Bigard Seminary Community Joins the Universal Church in Commemorating 2019 Palm Sunday

The Bigard Seminary community, on Sunday, April 14, 2019, joined the Universal Church in the commemoration of the triumphant entry of Jesus into Jerusalem. This celebration usually falls on the last (fifth) Sunday of Lent and marks the beginning of Holy Week. During the Holy Week here in Bigard Memorial Seminary, the gate is usually opened for lay faithful from outside the seminary who wish to be part of the celebration in the seminary.

The Eucharistic Celebration started at 7:00 hours in front of the Seminary Main Chapel – instead of in front of the Seminary Auditorium because of the heavy rainfall of that morning. The Vice Rector II, Very Rev Fr. Dr. Francis Igboanugo, presided over the Mass with the rest of the Formators concelebrating. After the Collect, a deacon read from the Gospel of Luke 19: 28 -40. In his short homily, Fr.Igboanugo made the following remarks about the celebration:what used to be called Passion Sunday, he said, in the early times of the Church has become known as Palm Sunday because of the symbolic custom of using palm fronds to reenact the events of the triumphant entry of Jesus into Jerusalem, and consequently, his passion. The Gospel narrative succinctly captured this event. Jesus, it recounts, rode into Jerusalem with a donkey and was greeted with a lavish welcoming by a large crowd of townspeople who threw clothes and small branches before him as a sign of homage. The people’s attitude was a characteristic style of welcoming prominent figures of repute at the time of Jesus. Palm fronds is used to reenact this same gesture in our own time, because, in our culture palm fronds symbolizes peace and victory.

Jesus’ choice of donkey instead of a horse, he further explained, has an enormous implication. Firstly, donkey, at the time of Jesus, was widely held to be a sign of peace. An emissary who arrives riding on donkey is taken to have come bearing a message of peace. Horse, in the other hand, draws a sharp contrast as it symbolizes hostility and war. Secondly, Jesus, through that monumental stride, passed a message about his kingship and the kind of kingdom he desires and has come to establish. This, he would give expression when he would say at his trial: “My kingdom is not of this world”.

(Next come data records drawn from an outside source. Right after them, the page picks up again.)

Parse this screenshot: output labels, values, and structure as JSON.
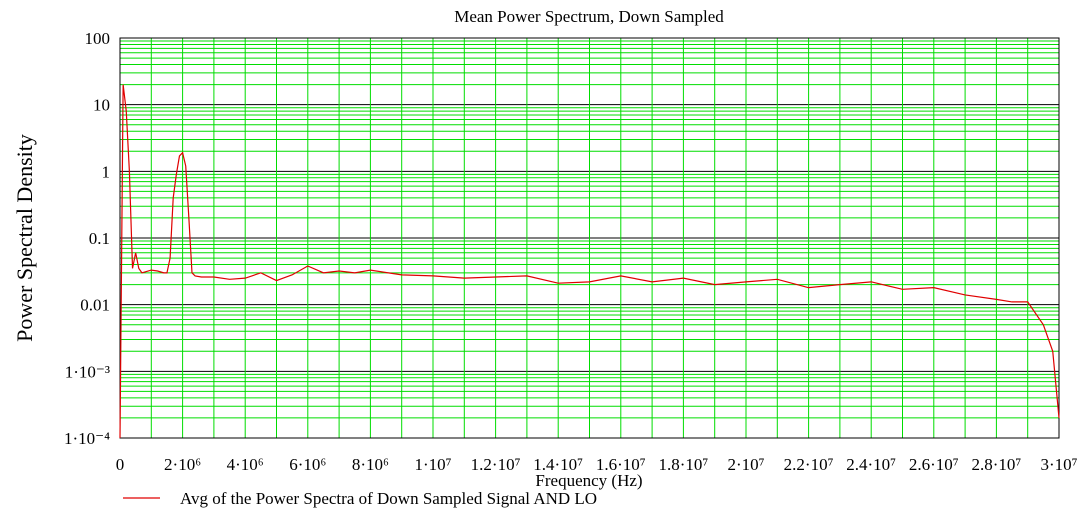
{
  "chart_data": {
    "type": "line",
    "title": "Mean Power Spectrum, Down Sampled",
    "xlabel": "Frequency (Hz)",
    "ylabel": "Power Spectral Density",
    "log_y": true,
    "grid": true,
    "grid_color": "#00dd00",
    "legend": "bottom-left",
    "xlim": [
      0,
      30000000
    ],
    "ylim": [
      0.0001,
      100
    ],
    "xticks": [
      0,
      {
        "value": 2000000,
        "label": "2·10⁶"
      },
      {
        "value": 4000000,
        "label": "4·10⁶"
      },
      {
        "value": 6000000,
        "label": "6·10⁶"
      },
      {
        "value": 8000000,
        "label": "8·10⁶"
      },
      {
        "value": 10000000,
        "label": "1·10⁷"
      },
      {
        "value": 12000000,
        "label": "1.2·10⁷"
      },
      {
        "value": 14000000,
        "label": "1.4·10⁷"
      },
      {
        "value": 16000000,
        "label": "1.6·10⁷"
      },
      {
        "value": 18000000,
        "label": "1.8·10⁷"
      },
      {
        "value": 20000000,
        "label": "2·10⁷"
      },
      {
        "value": 22000000,
        "label": "2.2·10⁷"
      },
      {
        "value": 24000000,
        "label": "2.4·10⁷"
      },
      {
        "value": 26000000,
        "label": "2.6·10⁷"
      },
      {
        "value": 28000000,
        "label": "2.8·10⁷"
      },
      {
        "value": 30000000,
        "label": "3·10⁷"
      }
    ],
    "yticks": [
      {
        "value": 0.0001,
        "label": "1·10⁻⁴"
      },
      {
        "value": 0.001,
        "label": "1·10⁻³"
      },
      0.01,
      0.1,
      1,
      10,
      100
    ],
    "x": [
      0,
      100000,
      200000,
      300000,
      400000,
      500000,
      600000,
      700000,
      800000,
      1000000,
      1200000,
      1400000,
      1500000,
      1600000,
      1700000,
      1800000,
      1900000,
      2000000,
      2100000,
      2200000,
      2300000,
      2400000,
      2600000,
      3000000,
      3500000,
      4000000,
      4500000,
      5000000,
      5500000,
      6000000,
      6500000,
      7000000,
      7500000,
      8000000,
      9000000,
      10000000,
      11000000,
      12000000,
      13000000,
      14000000,
      15000000,
      16000000,
      17000000,
      18000000,
      19000000,
      20000000,
      21000000,
      22000000,
      23000000,
      24000000,
      25000000,
      26000000,
      27000000,
      28000000,
      28500000,
      29000000,
      29500000,
      29800000,
      30000000
    ],
    "series": [
      {
        "name": "Avg of the Power Spectra of Down Sampled Signal AND LO",
        "color": "#e00000",
        "values": [
          0.0001,
          20,
          8,
          1,
          0.035,
          0.06,
          0.035,
          0.03,
          0.031,
          0.033,
          0.032,
          0.03,
          0.03,
          0.05,
          0.4,
          0.9,
          1.7,
          1.9,
          1.2,
          0.2,
          0.03,
          0.027,
          0.026,
          0.026,
          0.024,
          0.025,
          0.03,
          0.023,
          0.028,
          0.038,
          0.03,
          0.032,
          0.03,
          0.033,
          0.028,
          0.027,
          0.025,
          0.026,
          0.027,
          0.021,
          0.022,
          0.027,
          0.022,
          0.025,
          0.02,
          0.022,
          0.024,
          0.018,
          0.02,
          0.022,
          0.017,
          0.018,
          0.014,
          0.012,
          0.011,
          0.011,
          0.005,
          0.002,
          0.0002
        ]
      }
    ]
  }
}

Finally, according to Fr. Igboanugo, the palm fronds which we have in our hands once blessed would become a sacramental, and so, can no longer be discarded carelessly as they would be retrieved, burnt and their ashes used in a celebration that would mark a new Season of Lent on Ash Wednesday of next year. With these words, he invited all to raise their palm branches for blessing. After the blessing, a few deacons went around the chapel to sprinkle Holy Wateron the raised palm branches of the faithful. With the introductory rite concluded, the liturgical ministers processed solemnly, each holding up his palm branches, from the front of the Seminary Main Chapel to the altar for the rest of the celebration.

After the first and second readings, there was a passion narrative according to the gospel of Luke 22: 14 – 23:56. The narrative was taken by three deacons: one playing the role of Jesus, the other, the narrator, and the last, playingthe role of the people. In the end, Fr Igboanugo, again, gave another homily. He anchored his homily on Christ’s suffering. Quoting from the Igbo Penny Catechism, he identified some aspects of the sufferings of Jesus Christ as indicated in the Catechism, namely, mental agony of Christ, sweating of blood in the garden of Gethsemane, the pain of Peter’s betrayals, the flagellations, the cruelty of his tormentors, the mocking, the loss of great quantity of blood. In spite of the above, he said, Jesus did not pray against his executioners, but prayed rather for their forgiveness. Against this backdrop, Fr Igboanugo examined the Christian understanding of suffering in the modern times. Some Christians’ attitudes towards suffering, he wondered, seem to suggest that many now desire a cross-less Christianity as against the ideal Christianity which is a religion of the Cross. Unfortunately for them, there is no genuine Christianity without the Cross. The Cross, he went further to explain, is a condition sine qua non for being a Christian, for Christ was emphatic when he said: if you want to be my disciple, take up your cross and follow me (Luke 9: 23). Refuting the popular claim of Prosperity-Gospel-Preachers who insist that Christ’s suffering has taken care of ours, he explained, that Christ suffered not that we may no longer suffer but that our sufferings may be like his. Jesus may have probably allowed Simeon of Cyrene to carry his cross to demonstrate that his cross alone is not enough for one’s salvation. Human co-operation is required. Suffering, in Christian understanding, becomes, therefore, a participation in the suffering of Christ; for anyone who suffers with Christ on a Good Friday wouldsurely rejoice with Him on Easter Sunday.   

The rest of the liturgical events were solemnly marked. The musical instruments were used with moderation. Because of the quietude that should characterize the Holy Week, there were no traditional birthday songs rendered in honour of seminarians whose birth dates fell on that Sunday (as is customary in Bigard after the Post Communion Prayers). Upon dismal,the liturgical ministers proceeded back to the sacristy in quiet.